HMS Diamond and HMS Wryneck turned back to search for survivors. It was the right thing to do and it cost both ships. The Stukas found the destroyers at work among the floats and wreckage. Both were sunk around 1330 hours. Vice-Admiral Pridham-Wippell sent HMS Griffin to the position. Griffin arrived after dark and, at 0240 hours, reported what she had found: 14 survivors in two Carley floats, and the news that both destroyers had already been gone for hours. In the morning Griffin searched again, found a few more floats, and pulled four additional men from the water. She took them all to Crete. Of Diamond's complement of 166, only 20 survived. Of Wryneck's crew of 106, only 27. From Slamat herself, 11 men lived.

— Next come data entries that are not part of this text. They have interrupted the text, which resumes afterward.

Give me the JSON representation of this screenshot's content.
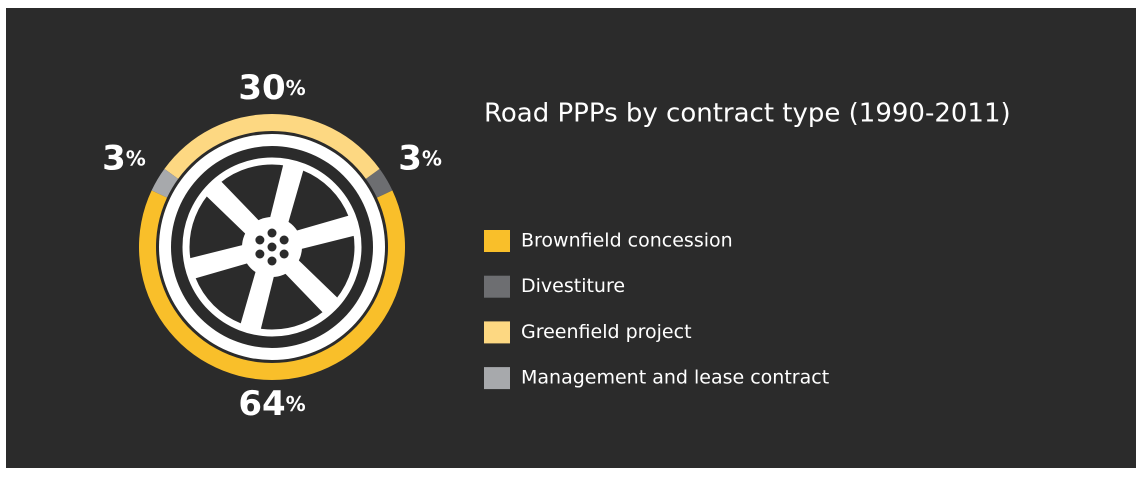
{
  "chart_data": {
    "type": "donut",
    "title": "Road PPPs by contract type (1990-2011)",
    "categories": [
      "Brownfield concession",
      "Divestiture",
      "Greenfield project",
      "Management and lease contract"
    ],
    "values": [
      64,
      3,
      30,
      3
    ],
    "value_labels": [
      "64%",
      "3%",
      "30%",
      "3%"
    ],
    "colors": [
      "#f9bf2a",
      "#6d6e71",
      "#fdd882",
      "#a7a9ac"
    ]
  }
}
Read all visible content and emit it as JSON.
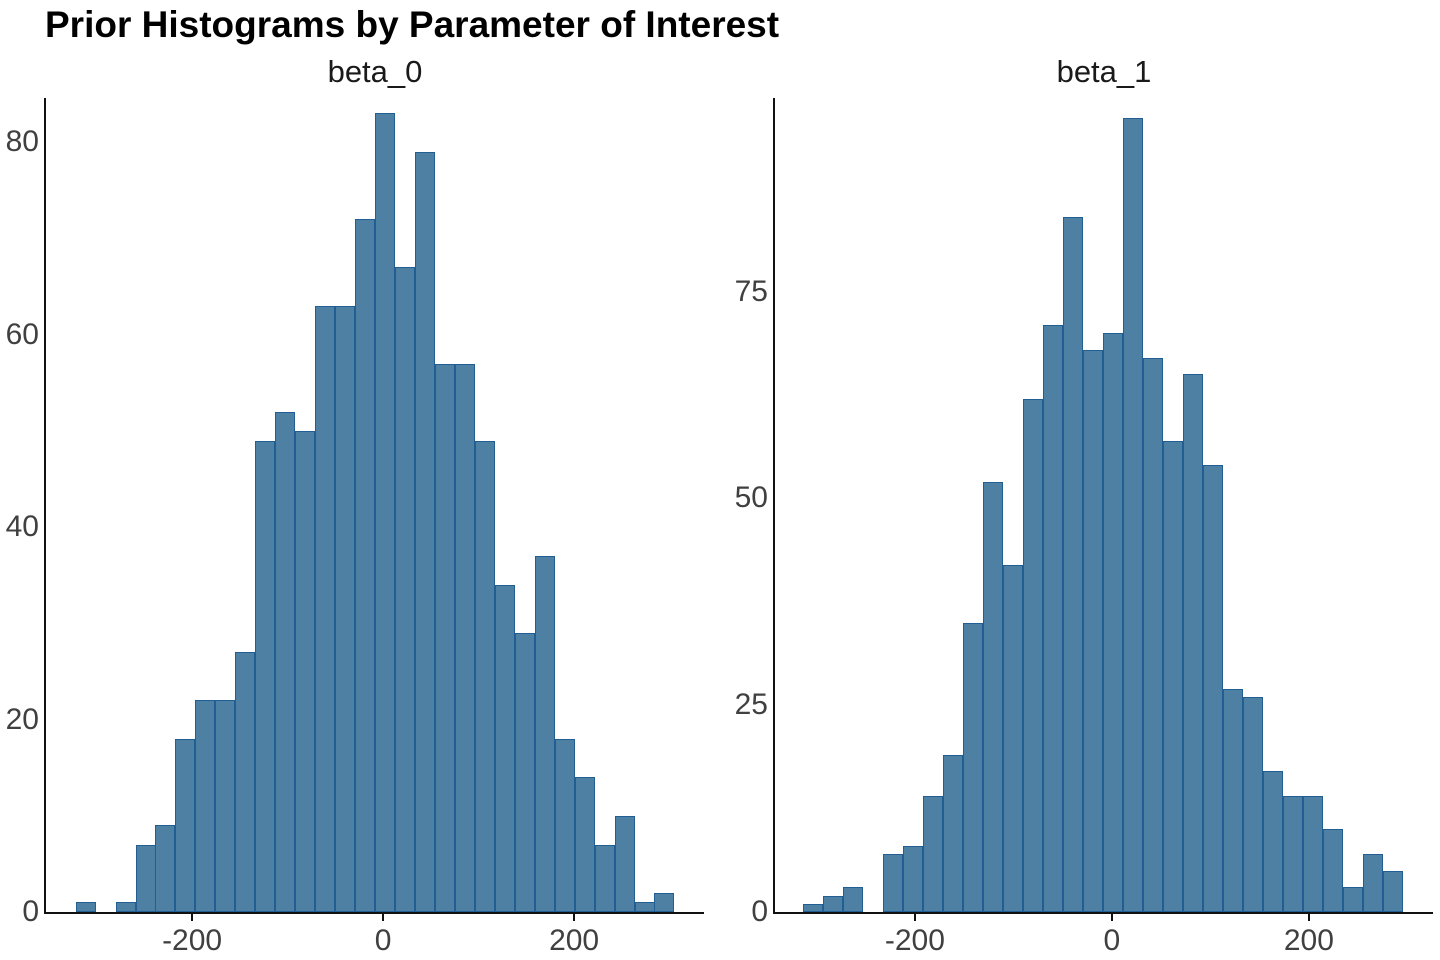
{
  "page_title": "Prior Histograms by Parameter of Interest",
  "colors": {
    "bar_fill": "#4E80A3",
    "bar_stroke": "#205E94",
    "axis": "#111111",
    "tick_label": "#404040",
    "title": "#000000"
  },
  "chart_data": [
    {
      "type": "bar",
      "title": "beta_0",
      "xlabel": "",
      "ylabel": "",
      "grid": false,
      "legend_position": "none",
      "x_ticks": [
        -200,
        0,
        200
      ],
      "y_ticks": [
        0,
        20,
        40,
        60,
        80
      ],
      "xlim": [
        -353,
        336
      ],
      "ylim": [
        0,
        84.6
      ],
      "bin_start": -322,
      "bin_width": 20.9,
      "n_total": 1000,
      "x": [
        -312,
        -291,
        -270,
        -249,
        -228,
        -207,
        -186,
        -165,
        -144,
        -124,
        -103,
        -82,
        -61,
        -40,
        -19,
        2,
        23,
        44,
        65,
        85,
        106,
        127,
        148,
        169,
        190,
        211,
        232,
        253,
        274,
        294
      ],
      "values": [
        1,
        0,
        1,
        7,
        9,
        18,
        22,
        22,
        27,
        49,
        52,
        50,
        63,
        63,
        72,
        83,
        67,
        79,
        57,
        57,
        49,
        34,
        29,
        37,
        18,
        14,
        7,
        10,
        1,
        2
      ]
    },
    {
      "type": "bar",
      "title": "beta_1",
      "xlabel": "",
      "ylabel": "",
      "grid": false,
      "legend_position": "none",
      "x_ticks": [
        -200,
        0,
        200
      ],
      "y_ticks": [
        0,
        25,
        50,
        75
      ],
      "xlim": [
        -342,
        326
      ],
      "ylim": [
        0,
        98.4
      ],
      "bin_start": -314,
      "bin_width": 20.3,
      "n_total": 1000,
      "x": [
        -304,
        -284,
        -263,
        -243,
        -223,
        -202,
        -182,
        -162,
        -141,
        -121,
        -101,
        -81,
        -60,
        -40,
        -20,
        1,
        21,
        41,
        62,
        82,
        102,
        122,
        143,
        163,
        183,
        204,
        224,
        244,
        265,
        285
      ],
      "values": [
        1,
        2,
        3,
        0,
        7,
        8,
        14,
        19,
        35,
        52,
        42,
        62,
        71,
        84,
        68,
        70,
        96,
        67,
        57,
        65,
        54,
        27,
        26,
        17,
        14,
        14,
        10,
        3,
        7,
        5
      ]
    }
  ]
}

Some of the survivors' journeys home were long and improbable. Wryneck's whaler — a small open boat — was still afloat on 28 April, roughly 30 nautical miles off the island of Milos in the Aegean. The men in it set a course for Milos. At noon they sighted Ananes Rock, about 13 nautical miles southeast of the island, and landed there, exhausted. At the rock they found a caïque carrying Greek refugees and British soldiers, bound from Piraeus for Crete and sailing only at night. That evening the caïque left Ananes heading south, towing the whaler with five men aboard. The following day, 29 April, they sighted a small British landing craft, A6, operating out of Porto Rafti near Athens. The landing craft took everyone on board. The next day they reached Souda Bay, Crete. Other survivors from all three ships were eventually brought to Port Said, Egypt, by HMS Hotspur. George Dexter, a Royal Army Service Corps veteran, was rescued from the water after Wryneck sank by HMS Orion.

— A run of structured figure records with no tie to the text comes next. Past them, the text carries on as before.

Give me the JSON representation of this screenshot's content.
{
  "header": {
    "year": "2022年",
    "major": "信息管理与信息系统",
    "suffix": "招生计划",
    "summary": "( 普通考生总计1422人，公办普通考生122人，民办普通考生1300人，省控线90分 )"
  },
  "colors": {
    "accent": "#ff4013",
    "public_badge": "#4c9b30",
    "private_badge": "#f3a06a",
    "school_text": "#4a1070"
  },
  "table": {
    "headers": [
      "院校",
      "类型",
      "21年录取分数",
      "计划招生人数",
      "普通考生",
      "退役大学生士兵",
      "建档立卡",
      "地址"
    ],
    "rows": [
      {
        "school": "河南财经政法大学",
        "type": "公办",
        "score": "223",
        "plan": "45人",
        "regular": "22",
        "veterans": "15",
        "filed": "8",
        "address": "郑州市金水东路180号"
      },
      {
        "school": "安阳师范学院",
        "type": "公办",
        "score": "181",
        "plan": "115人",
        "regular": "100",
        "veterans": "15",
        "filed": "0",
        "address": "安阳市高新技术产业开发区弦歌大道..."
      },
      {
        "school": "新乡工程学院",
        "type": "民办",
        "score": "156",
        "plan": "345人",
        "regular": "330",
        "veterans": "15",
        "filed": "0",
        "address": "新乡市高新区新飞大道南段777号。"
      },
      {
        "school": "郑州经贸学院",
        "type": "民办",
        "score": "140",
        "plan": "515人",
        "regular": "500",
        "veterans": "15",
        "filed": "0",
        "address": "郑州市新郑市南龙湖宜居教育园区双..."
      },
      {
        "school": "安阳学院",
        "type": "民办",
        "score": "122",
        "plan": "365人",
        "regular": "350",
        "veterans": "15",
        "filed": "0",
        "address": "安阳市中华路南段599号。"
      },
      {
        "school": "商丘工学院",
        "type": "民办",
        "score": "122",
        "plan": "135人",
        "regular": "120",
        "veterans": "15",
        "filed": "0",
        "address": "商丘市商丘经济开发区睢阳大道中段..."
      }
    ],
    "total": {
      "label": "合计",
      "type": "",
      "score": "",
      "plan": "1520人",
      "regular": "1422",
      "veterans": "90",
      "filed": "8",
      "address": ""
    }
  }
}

The war in Greece ended quickly. The losses in the Argolic Gulf on 27 April 1941 were absorbed into a larger collapse. The 983 dead were not forgotten by those who knew them. When the Netherlands was liberated in May 1945 and the Dutch government returned from exile, the reckoning with what the war had taken began in earnest. In August 1946, Queen Wilhelmina wrote to the widow of Captain Luidinga of the Slamat. She called him "een groot zoon van ons zeevarend volk" — a great son of our seafaring people. The Royal Navy personnel lost on Diamond and Wryneck are commemorated on naval monuments at Chatham, Plymouth, and Portsmouth. George Dexter, who had survived the sinking of Wryneck, later commissioned a monument to all those lost across the three ships. It stands in the Royal British Legion Club in Shard End, Birmingham. There is nothing to mark the water where they went down. The Argolic Gulf is open sea.

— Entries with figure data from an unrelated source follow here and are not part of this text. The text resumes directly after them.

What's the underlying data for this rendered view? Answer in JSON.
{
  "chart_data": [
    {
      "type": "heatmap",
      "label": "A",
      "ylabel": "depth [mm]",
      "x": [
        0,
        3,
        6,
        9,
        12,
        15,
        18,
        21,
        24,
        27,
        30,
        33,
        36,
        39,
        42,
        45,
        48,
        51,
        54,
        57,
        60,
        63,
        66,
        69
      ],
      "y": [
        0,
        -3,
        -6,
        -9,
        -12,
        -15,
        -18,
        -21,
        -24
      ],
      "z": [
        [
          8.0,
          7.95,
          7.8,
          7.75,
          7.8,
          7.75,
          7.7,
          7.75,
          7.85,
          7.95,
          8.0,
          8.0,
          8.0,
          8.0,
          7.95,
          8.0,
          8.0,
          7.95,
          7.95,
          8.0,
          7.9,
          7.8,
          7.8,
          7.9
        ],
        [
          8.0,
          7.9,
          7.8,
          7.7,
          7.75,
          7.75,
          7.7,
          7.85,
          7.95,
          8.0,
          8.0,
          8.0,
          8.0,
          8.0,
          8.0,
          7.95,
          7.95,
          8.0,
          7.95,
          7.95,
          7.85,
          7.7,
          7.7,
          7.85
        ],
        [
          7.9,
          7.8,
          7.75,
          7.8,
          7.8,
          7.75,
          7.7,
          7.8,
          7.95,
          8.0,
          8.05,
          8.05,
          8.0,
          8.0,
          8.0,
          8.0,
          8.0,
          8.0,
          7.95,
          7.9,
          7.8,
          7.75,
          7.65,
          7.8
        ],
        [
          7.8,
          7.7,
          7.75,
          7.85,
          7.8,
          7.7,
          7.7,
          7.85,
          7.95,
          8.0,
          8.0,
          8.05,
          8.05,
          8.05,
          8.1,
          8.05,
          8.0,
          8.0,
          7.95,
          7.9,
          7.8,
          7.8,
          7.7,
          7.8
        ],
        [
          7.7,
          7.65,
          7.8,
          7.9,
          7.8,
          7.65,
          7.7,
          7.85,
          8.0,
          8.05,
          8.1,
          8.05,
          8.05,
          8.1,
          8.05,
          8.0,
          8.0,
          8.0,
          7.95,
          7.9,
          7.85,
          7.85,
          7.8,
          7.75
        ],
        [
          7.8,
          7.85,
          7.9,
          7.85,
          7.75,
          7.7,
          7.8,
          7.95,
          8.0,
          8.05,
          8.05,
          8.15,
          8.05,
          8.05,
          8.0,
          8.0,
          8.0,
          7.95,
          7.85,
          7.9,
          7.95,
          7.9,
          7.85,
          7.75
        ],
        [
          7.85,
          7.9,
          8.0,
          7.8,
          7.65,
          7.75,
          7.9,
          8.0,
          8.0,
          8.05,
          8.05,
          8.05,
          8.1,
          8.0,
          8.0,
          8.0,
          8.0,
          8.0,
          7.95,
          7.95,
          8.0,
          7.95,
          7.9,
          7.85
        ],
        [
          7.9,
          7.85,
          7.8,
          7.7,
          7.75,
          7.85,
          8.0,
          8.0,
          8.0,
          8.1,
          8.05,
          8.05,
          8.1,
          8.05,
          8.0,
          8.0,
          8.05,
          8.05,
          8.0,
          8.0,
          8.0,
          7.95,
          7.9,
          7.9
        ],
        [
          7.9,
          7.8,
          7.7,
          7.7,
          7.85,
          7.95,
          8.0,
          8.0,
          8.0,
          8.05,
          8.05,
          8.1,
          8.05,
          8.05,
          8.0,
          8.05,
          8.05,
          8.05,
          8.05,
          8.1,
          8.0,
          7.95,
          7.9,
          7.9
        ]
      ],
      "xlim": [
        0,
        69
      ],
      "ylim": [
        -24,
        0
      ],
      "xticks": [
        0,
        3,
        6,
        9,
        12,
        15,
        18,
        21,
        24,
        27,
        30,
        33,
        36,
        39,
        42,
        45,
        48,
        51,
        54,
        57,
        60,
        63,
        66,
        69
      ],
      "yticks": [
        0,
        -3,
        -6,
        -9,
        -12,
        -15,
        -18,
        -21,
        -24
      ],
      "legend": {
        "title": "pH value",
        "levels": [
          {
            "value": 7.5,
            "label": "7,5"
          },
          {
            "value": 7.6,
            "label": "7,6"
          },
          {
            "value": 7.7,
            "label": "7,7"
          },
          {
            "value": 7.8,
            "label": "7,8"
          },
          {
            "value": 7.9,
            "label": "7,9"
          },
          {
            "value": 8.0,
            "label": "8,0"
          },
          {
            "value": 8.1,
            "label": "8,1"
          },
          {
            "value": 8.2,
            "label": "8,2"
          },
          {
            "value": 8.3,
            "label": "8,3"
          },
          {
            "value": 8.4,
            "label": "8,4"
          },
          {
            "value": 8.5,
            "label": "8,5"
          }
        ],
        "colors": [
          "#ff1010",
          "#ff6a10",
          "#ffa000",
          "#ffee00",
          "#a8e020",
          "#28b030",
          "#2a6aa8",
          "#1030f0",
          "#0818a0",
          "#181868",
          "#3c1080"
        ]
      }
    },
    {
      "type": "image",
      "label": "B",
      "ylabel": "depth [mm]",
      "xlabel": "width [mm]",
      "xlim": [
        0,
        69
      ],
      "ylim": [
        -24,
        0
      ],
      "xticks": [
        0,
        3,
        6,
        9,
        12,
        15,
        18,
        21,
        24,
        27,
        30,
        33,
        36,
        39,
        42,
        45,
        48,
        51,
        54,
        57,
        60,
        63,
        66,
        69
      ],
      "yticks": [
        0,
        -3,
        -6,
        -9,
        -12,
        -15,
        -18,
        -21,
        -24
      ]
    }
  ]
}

The Slamat disaster occurred at approximately 37.02°N, 23.17°E, in the waters off the east coast of the Peloponnese near the Argolic Gulf. From the air at 5,000–8,000 feet, you see the blue expanse of the gulf, the craggy peninsula reaching south, and the bay near Nafplio (ancient Nauplia) where the evacuation ships anchored. There is no wreck visible, no marker on the water — only open sea where three ships went down within hours of each other. The nearest major airport is LGAV, Athens International "Eleftherios Venizelos," approximately 100 km to the northeast. The coast of the Argolic Gulf is roughly 40 km southwest of the disaster coordinates.